Searching for a hero, he talked to policemen involved in the case—but found the investigation was too complex, and included too many officers, to offer a single police protagonist. He dropped the project.
Once a real-life story is identified as good TV movie fodder, a whole industry swings into action. For The Positively True Adventures of the Alleged Texas Cheerleader-Murdering Mom—a 1993 movie based on a jealous mother who plotted the murder of her daughter’s cheerleading rival—producer Jim Manos signed agreements with the mother’s ex-husband, daughter and son. “It was a zoo,” said Manos, who is coowner of a production company in Beverly Hills. “There were about 40 different producers and network executives trying to get the rights of the participants.”
Los Angeles producer Allan Marcil described a similar scene around Jessica McClure, the girl who fell into a well in 1987 in Texas, and was rescued 58 hours later. Securing those rights “should have been a scene in the movie,” said Marcil. “There were 20 producers hanging over a backyard fence waving contracts.” Marcil said that producers usually pay about $100,000 for a participant’s movie rights. People sometimes balk, but generally come around. “Showbiz has a magnetic appeal,” said Marcil. “When you tell them you want to dramatize their lives, they grow interested.”
Of the four sensational stories making headlines last week, two have been claimed so far. CBS is planning a movie about Erik and Lyle Menendez—who testified that they killed their parents after years of physical and sexual abuse.

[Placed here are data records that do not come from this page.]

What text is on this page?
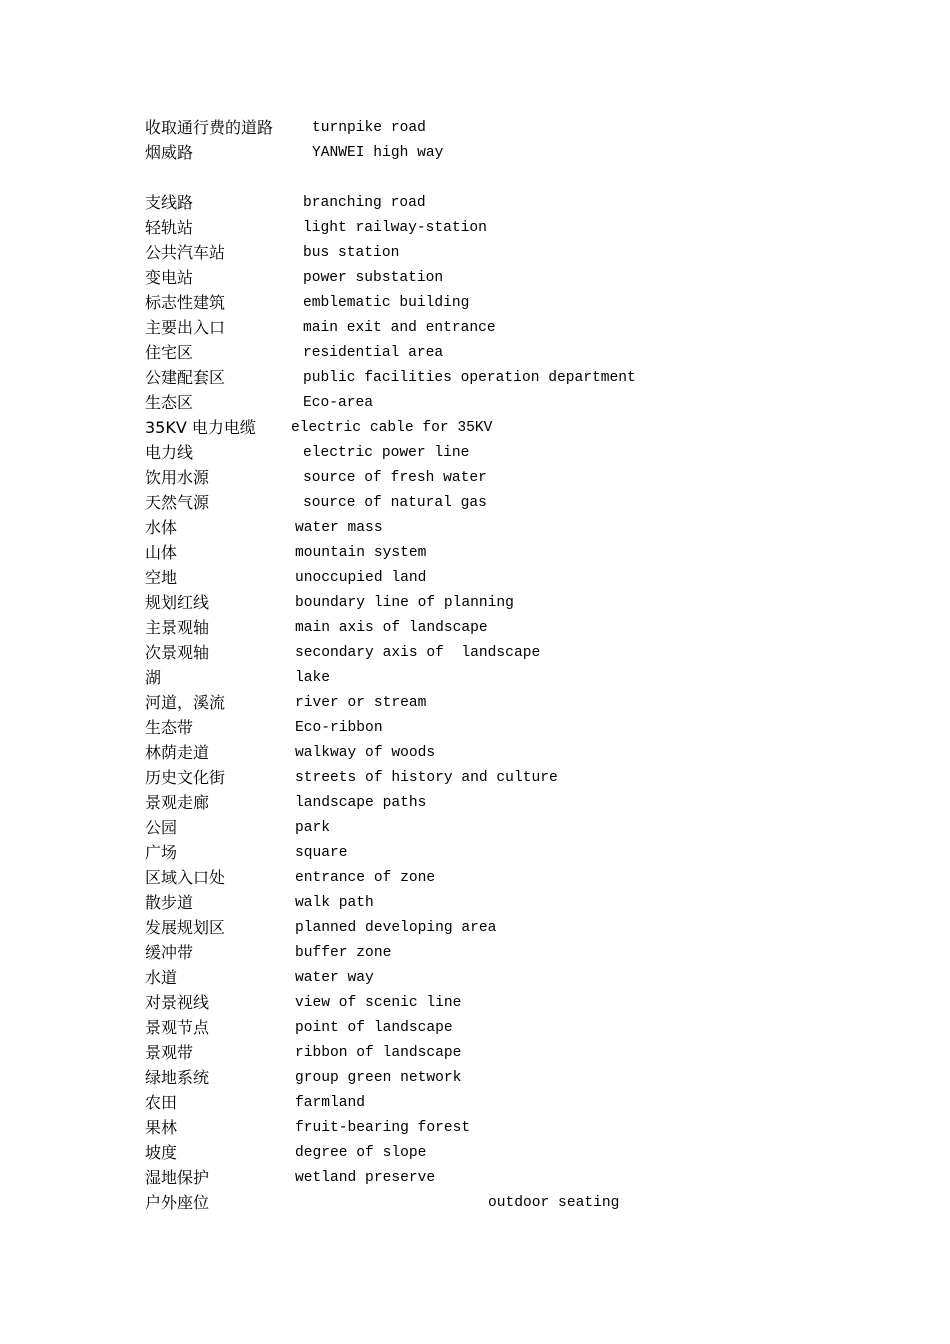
收取通行费的道路	turnpike road
烟威路	YANWEI high way
支线路	branching road
轻轨站	light railway-station
公共汽车站	bus station
变电站	power substation
标志性建筑	emblematic building
主要出入口	main exit and entrance
住宅区	residential area
公建配套区	public facilities operation department
生态区	Eco-area
35KV 电力电缆 electric cable for 35KV
电力线	electric power line
饮用水源	source of fresh water
天然气源	source of natural gas
水体	water mass
山体	mountain system
空地	unoccupied land
规划红线	boundary line of planning
主景观轴	main axis of landscape
次景观轴	secondary axis of  landscape
湖	lake
河道，溪流	river or stream
生态带	Eco-ribbon
林荫走道	walkway of woods
历史文化街	streets of history and culture
景观走廊	landscape paths
公园	park
广场	square
区域入口处	entrance of zone
散步道	walk path
发展规划区	planned developing area
缓冲带	buffer zone
水道	water way
对景视线	view of scenic line
景观节点	point of landscape
景观带	ribbon of landscape
绿地系统	group green network
农田	farmland
果林	fruit-bearing forest
坡度	degree of slope
湿地保护	wetland preserve
户外座位	outdoor seating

Meanwhile, NBC’s In the Line of Duty: Ambush in Waco, set a record for unseemly haste even by Hollywood standards. Eleven of the cultists who survived the siege of their compound, including Canadian Ruth Ellen Riddle, went on trial last week. But the movie about Waco aired last May. In fact, production was underway long before flames engulfed the compound last April 19, following a twomonth standoff. Although Toronto producer Levitan said that the movie was quickly and poorly executed, he concedes that “it’s a typical Hollywood story.” It had guns, a captivating religious fanatic and a finale that, though patently tragic, “is a terrific ending as a story.” But cult leader David Koresh, said Levitan, “wouldn’t have gotten the press as involved if there weren’t also stories about him having sex with girls under 15.”
Some industry observers say that, under increasing pressure from advocacy groups and advertisers to curb violence on television, networks may be less eager to transform some real-life stories into TV sagas. “We wouldn’t advertise on a film about the Bobbitts or the Menendezes,” said Paul Schulman, a Madison Avenue advertising buyer. “But I could see sponsors getting involved on the skaters story, if the allegations are correct.” One way or the other, the American machine seems destined to feed a seemingly insatiable public.